Marie told us that she tells her young mentees to write for three hours a day. Or, if that’s not possible, to sit in front of the computer/paper/desk/whatever for that period of time, and just try. Write something. Write crap if it’s crap you think you’re writing; something may or may not be salvaged, but the act of writing itself is never, ever a loss.
I’ve only recently come to recognise this advice as wisdom; I always thought that I was one of those people who wrote best in blitz form, after the crucial research was done. But, hey, did I mention that book I’m writing? Right now the blitz just isn’t working; I’ve taken, as those of you who read my summer strategies post back in April know, to doing 60-90 minutes a day, outside term time, of core work on stuff that scares me. So far so good; in fact, so much so that I know this is advice – in slightly modified form, of course – that I’ll be passing on to undergraduates in the autumn. Got four papers due in the next three weeks? That’s ok; work on each for half an hour a day. You’ll get there. Just keep the pace.

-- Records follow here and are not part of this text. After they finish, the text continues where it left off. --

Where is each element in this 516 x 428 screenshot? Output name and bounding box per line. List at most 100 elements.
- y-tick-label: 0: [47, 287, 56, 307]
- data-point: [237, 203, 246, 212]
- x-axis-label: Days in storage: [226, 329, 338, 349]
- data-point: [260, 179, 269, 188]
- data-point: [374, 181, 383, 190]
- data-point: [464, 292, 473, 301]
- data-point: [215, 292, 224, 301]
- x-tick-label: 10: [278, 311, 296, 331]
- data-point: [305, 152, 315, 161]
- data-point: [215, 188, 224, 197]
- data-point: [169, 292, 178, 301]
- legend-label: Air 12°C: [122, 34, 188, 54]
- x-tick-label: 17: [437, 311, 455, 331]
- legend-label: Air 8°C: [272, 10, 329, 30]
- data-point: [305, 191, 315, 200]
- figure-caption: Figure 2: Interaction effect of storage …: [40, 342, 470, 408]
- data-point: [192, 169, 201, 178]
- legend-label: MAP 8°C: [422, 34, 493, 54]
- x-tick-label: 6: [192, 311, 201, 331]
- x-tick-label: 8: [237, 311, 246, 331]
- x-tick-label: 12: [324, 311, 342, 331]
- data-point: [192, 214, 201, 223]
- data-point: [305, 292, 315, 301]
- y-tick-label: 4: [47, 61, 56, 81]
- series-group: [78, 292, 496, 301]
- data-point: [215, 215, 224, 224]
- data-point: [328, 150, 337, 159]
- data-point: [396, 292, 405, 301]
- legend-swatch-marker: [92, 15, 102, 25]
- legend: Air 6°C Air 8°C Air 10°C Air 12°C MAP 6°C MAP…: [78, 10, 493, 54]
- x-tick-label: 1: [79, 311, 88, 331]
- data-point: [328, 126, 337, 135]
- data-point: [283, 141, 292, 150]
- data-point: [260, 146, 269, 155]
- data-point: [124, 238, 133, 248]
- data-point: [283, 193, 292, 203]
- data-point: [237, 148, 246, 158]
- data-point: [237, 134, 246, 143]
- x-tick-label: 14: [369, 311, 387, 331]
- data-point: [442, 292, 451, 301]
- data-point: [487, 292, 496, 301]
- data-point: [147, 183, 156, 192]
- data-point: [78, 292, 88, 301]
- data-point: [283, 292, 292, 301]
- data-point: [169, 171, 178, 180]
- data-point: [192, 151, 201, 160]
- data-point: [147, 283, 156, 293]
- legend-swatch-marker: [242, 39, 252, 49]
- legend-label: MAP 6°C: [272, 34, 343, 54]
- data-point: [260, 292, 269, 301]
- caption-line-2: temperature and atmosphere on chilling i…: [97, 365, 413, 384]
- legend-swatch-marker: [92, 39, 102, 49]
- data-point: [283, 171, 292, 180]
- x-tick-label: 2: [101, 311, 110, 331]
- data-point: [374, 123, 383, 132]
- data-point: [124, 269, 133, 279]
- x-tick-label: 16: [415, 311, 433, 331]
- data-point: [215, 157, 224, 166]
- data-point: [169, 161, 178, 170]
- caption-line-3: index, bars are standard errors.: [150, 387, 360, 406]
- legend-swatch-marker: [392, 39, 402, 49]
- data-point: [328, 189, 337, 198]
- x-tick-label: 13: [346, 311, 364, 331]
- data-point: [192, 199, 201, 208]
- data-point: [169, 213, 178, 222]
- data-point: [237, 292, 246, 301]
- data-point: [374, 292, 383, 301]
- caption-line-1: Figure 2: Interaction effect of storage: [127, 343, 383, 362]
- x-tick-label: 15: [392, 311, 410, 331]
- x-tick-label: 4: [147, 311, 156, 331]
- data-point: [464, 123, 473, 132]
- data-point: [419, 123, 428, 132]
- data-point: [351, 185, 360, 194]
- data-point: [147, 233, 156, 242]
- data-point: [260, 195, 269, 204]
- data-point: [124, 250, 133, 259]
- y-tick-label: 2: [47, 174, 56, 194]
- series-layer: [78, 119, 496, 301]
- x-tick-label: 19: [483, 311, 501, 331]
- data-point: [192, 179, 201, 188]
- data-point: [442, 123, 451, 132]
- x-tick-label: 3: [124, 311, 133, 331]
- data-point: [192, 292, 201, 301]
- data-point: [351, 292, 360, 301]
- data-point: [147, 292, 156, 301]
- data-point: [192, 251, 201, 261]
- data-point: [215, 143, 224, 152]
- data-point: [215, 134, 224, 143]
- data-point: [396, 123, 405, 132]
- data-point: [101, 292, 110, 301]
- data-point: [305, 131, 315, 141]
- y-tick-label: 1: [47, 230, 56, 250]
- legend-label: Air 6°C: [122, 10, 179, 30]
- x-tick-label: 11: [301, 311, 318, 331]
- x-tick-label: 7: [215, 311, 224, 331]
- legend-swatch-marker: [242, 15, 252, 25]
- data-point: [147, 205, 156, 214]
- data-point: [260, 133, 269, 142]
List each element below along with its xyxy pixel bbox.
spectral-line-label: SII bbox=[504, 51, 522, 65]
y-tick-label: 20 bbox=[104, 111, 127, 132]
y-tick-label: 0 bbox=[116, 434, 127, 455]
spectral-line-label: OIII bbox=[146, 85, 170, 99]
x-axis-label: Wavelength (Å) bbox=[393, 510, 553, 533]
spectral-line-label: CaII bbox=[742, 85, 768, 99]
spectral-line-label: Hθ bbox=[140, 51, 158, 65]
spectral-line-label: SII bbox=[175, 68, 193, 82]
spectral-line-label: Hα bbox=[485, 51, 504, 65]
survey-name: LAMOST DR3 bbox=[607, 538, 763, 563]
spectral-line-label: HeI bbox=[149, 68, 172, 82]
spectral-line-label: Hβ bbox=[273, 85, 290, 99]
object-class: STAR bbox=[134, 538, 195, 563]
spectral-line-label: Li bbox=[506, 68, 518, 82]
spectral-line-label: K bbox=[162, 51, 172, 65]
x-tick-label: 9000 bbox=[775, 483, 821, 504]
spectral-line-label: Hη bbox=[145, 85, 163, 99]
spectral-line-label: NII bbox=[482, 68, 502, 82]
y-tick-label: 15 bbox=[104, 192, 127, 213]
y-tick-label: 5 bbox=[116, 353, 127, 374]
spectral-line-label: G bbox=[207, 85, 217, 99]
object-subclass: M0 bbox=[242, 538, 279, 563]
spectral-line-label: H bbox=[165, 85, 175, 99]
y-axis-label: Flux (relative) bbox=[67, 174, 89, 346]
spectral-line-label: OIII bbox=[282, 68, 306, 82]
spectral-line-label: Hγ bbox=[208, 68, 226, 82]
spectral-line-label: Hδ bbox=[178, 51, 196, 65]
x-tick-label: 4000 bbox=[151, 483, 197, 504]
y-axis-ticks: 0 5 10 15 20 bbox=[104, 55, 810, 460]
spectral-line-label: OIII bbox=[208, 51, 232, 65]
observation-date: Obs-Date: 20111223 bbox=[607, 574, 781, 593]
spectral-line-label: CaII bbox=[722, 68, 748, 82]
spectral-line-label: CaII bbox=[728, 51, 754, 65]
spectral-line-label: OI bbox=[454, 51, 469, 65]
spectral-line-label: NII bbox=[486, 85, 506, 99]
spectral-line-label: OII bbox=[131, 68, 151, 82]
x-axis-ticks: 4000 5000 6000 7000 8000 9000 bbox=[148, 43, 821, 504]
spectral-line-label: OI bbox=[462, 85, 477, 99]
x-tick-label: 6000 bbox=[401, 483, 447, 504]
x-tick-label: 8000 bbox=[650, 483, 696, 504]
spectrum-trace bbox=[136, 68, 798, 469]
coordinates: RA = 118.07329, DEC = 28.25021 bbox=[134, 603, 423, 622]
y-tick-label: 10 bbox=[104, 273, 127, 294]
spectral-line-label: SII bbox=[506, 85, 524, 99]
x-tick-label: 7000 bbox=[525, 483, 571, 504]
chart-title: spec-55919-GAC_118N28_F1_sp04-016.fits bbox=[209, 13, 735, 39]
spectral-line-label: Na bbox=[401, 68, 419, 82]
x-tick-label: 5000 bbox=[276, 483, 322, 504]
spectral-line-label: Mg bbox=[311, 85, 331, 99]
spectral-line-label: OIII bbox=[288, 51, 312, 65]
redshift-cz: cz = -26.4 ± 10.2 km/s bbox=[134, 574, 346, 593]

3. A huge part of surviving is knowing what not to be afraid of.
Fear can keep us from doing a lot of stuff: we all know this, right? This morning, Marie reminded us how important it is to embrace fear. Getting used to fear – what it feels like, what it can do, what it can’t do – is part of living, she told us; instead of trying to control fear, why not train ourselves to live with it, to experience it “as a tool” that will help us get what we need? The only way to know what is not worth my fear is to allow myself to feel fear when needed, and to be ok with it.
This is superb advice for any teacher – for example, I need to allow myself to be afraid in the moment just before I walk into my classroom, so that I can experience the care, the concern for my students, that fear signifies, and so that I can not be afraid when I’m actually standing in front of them – but it’s also ideal advice for anyone engaged in a process of active learning. I’ve written in this space already about the value of sitting in the presence of failure, feeling it and observing it rather than trying to control it and make it go away. I think Marie’s advice to feel fear, embrace it, and then use that fear-feeling as a tool to move forward productively is of a piece with my thinking about failure as a valuable feature of any teaching and learning experience.
What does it mean to use fear as a tool of learning? I suspect it’s about understanding proactively how much power resides in fear, and about knowing that fear can make you do useful, mindful things as well as lousy ones. Marie’s examples this morning tended toward her family’s experience of working in the natural world: when you are hunting animals, for example, or working on the land you need to know what things – storms, predators, certain plants – warrant your fear, so that you can know where safely to step, where to take shelter, how to protect yourself. Fear, embraced and accepted, provides a clear path forward: step here but not here; take this action instead of that action. In my role as a teacher, feeling fear in a mindful way can help me to make a good classroom plan, and to execute it knowing that I’m doing something to help myself out of stress’s way. Feeling fear mindfully may help me to develop systems for being more adaptable in the classroom, so that when I’m shaken I can stand up again, acknowledge the shakiness, and keep going. In my role as a researcher, feeling fear in a mindful way may help me to try out new strategies for curbing the anxiety that a big block of writing labour produces in my imagination. It may help me to give myself a break when one strategy doesn’t work, knowing there’s another yet to be attempted. Or perhaps it may help me simply to be kinder to myself, to remind myself that many of my colleagues and peers feel this same fear, and that we all, every day, survive it anyway.
Not being mindful of fear may prompt the opposite actions, and those actions may become ruts, roadblocks, perhaps even catastrophes. I want to avoid those – and I want my students to avoid them, too. Here, then, is to unzipping that baggage, embracing that fear, and keeping the pace. Advice for teachers and students young and old, from a tremendous artist and a gifted human being.